Where is diversity in nation's newsrooms?

By TRACIE MORALES and CHARLIE ERICKSEN
Tuesday, April 03, 2007

For the first time in the 29 years that the American Society of Newspaper Editors has been keeping track, the percentage of Hispanic journalists employed in the newsrooms of this country's English-language daily newspapers declined this year.

It wasn't much of a drop, but it was enough to raise this question:

When is ASNE is going to come clean with the Hispanic community _ as well as the black, Asian and American Indian communities _ about its 1,415 member newspapers' commitment to creating newsroom staffs that reflect the country's racial and ethnic composition?

After claiming year after year that such newsroom parity is a high priority for the industry, its record is about as bad as it gets. Persons of color now make up a third of this nation's population, but less than 14 percent of the news staffs on ASNE member publications.

Consider these tidbits:

_ More than a third _ 483 _ of member publications just plain declined this year to participate in ASNE's ethnic/racial survey.

_ Of those who did, 392 reported they had zero reporters, editors, photographers or supervisors of color at all. That number was up from 377 in 2005.

_ Of the speakers, experts and workshop chairpersons selected by ASNE brass to lead its just-concluded annual convention in Washington, nearly 90 percent were white. Every one of the 24 persons featured on March 27, the opening day, was white (and only four of them were women).

ASNE released its 2006 diversity report during the convention. It showed that the white presence in newsrooms of the country's daily papers increased by slightly more than 2,000, from 47,208 to 49,219.

Hispanics nudged up a tenth of that figure, by 200, to 7,800, but slipped from 4.51 percent of newsroom personnel to 4.41 percent. For all journalists of color _ Hispanics, blacks, Asians and American Indians _ the percentage decreased from 13.87 percent to 13.62 percent.

Hispanics alone represent more than 14 percent of the U.S. population.

When, with much fanfare in 1978 ASNE pledged to bring racial and ethnic parity to its members' staffs by the year 2000, the rationale was simple and clear. Doing so would improve the newspapers' ability to cover the nation's increasingly diverse population and, if done right, it would be good for business, too.

At that time, persons of color made up 4 percent of daily newsrooms' personnel and 15 percent of the nation's population.
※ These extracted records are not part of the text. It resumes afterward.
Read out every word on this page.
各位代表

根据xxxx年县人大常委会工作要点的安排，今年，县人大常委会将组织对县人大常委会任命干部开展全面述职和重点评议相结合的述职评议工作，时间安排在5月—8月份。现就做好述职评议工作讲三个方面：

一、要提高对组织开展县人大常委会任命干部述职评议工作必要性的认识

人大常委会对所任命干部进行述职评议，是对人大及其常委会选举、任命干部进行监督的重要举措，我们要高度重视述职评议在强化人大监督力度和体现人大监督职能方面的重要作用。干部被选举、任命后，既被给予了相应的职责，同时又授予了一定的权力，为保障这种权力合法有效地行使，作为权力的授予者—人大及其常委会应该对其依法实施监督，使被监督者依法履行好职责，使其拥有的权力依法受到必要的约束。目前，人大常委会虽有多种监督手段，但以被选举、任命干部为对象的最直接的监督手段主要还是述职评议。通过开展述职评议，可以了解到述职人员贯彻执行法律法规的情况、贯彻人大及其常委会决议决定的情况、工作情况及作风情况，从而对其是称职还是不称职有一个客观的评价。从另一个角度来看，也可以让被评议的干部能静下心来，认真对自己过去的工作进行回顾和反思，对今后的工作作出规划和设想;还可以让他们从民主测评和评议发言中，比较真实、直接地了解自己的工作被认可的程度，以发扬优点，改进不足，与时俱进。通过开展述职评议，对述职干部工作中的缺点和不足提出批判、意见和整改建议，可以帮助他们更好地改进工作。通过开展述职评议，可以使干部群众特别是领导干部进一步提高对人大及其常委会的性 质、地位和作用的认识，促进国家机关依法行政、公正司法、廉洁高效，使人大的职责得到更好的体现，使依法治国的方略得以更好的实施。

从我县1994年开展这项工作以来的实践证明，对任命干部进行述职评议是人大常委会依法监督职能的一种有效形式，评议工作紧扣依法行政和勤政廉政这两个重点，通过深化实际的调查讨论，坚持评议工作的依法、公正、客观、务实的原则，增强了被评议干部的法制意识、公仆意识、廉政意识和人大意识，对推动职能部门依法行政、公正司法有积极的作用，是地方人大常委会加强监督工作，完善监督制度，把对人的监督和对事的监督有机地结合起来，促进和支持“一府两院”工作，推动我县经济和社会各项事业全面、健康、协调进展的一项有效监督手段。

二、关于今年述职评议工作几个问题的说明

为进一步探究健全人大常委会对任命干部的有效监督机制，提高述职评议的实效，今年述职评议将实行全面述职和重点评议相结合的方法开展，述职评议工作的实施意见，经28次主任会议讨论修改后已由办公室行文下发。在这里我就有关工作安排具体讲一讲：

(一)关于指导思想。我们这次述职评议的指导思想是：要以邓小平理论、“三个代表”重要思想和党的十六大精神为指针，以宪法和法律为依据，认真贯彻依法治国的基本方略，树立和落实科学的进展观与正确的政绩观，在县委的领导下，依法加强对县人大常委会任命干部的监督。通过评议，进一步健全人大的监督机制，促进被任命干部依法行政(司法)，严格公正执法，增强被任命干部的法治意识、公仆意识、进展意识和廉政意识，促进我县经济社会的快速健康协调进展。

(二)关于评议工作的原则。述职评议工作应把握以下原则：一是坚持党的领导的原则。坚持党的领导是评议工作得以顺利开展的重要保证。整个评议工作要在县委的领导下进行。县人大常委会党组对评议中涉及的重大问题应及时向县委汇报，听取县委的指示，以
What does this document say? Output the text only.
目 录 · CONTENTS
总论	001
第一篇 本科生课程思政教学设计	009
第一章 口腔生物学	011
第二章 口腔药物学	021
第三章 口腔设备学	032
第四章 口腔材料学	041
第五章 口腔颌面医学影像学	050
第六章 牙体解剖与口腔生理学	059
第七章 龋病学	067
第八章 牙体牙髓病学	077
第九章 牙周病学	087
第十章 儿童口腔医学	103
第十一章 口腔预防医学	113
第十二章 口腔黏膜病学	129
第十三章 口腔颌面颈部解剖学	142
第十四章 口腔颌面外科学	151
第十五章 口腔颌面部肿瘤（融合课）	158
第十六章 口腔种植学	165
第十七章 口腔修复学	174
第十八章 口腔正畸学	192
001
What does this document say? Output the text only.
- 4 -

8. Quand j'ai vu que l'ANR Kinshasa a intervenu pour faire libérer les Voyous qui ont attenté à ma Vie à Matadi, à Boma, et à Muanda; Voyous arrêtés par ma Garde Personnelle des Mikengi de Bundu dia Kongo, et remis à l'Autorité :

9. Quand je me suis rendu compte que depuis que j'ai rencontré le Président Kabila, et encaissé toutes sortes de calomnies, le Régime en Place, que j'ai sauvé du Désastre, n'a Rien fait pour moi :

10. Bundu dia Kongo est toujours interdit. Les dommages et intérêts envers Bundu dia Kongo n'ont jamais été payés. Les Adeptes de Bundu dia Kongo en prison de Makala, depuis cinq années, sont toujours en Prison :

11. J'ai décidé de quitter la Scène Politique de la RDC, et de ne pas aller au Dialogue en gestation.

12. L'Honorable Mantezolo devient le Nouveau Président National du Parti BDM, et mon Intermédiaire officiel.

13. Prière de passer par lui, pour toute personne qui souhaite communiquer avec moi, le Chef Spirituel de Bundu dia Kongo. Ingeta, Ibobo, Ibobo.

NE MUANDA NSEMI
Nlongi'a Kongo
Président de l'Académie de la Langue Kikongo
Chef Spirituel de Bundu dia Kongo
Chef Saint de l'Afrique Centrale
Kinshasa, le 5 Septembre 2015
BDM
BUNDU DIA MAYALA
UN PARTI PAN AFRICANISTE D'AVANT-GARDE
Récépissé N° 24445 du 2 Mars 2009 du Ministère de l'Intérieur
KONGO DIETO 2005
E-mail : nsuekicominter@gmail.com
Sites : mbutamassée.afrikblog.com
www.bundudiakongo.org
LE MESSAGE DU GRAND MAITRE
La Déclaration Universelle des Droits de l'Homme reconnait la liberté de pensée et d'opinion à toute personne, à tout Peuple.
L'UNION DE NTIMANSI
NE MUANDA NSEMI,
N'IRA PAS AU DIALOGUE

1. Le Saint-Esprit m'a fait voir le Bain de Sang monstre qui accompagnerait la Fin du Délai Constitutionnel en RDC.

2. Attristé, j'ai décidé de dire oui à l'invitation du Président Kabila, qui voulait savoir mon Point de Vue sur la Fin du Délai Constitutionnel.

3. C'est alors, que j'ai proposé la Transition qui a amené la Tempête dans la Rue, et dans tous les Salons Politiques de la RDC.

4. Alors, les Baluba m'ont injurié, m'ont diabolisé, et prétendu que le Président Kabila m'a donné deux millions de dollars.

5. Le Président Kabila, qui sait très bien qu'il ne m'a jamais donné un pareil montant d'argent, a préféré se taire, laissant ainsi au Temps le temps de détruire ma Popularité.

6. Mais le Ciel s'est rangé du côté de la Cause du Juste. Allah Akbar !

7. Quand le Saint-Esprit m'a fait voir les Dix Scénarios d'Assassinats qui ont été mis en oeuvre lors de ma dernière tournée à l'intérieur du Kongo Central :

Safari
Twenty years later, in 1998, the gap continued to grow _ 11.5 percent vs. 26 percent. ASNE was failing badly to meet its benchmarks. So it solved its dilemma by moving its goal a quarter-century forward to 2025.

But the gap has expanded. Yet without fail, every new ASNE president claims newsroom parity as one of his or her very top priorities.

Rafael Olmeda, president of the National Association of Hispanic Journalists, submits the question, "We are asked to adapt to changes in the industry ... Is it too much to ask the industry to adapt to changes in the U.S. population?"

There are a number of ASNE members who still believe in and promote parity as a worthy goal. But in reality, ASNE is basically an old-white-boys club that has no power to make its members do sensible things such as ensuring that news staffs can relate to and communicate effectively with the public they are supposed to cover.

That's why, for example, Hispanics make up just 5.9 percent of the Los Angeles Times newsroom staff while it serves a circulation area that's nearly 40 percent Latino. And the Dallas Morning News, with 21.2 percent of its circulation area Latino, has a staff that's only 6.1 percent Hispanic. Comparable percentages for The Miami Herald are 19.2 and 47.1.

As an institution, the nation's press will not reach racial and ethnic staffing parity in the lifetime of anyone reading this column. ASNE's leaders know that's a fact. They should stop pretending that they care enough to reform their hiring practices and reassess their coverage so their product truly reflects the composition of this changing nation.

(Reporter Tracie Morales covered the ASNE convention for Hispanic Link News Service. Charlie Ericksen is its editor and publisher.)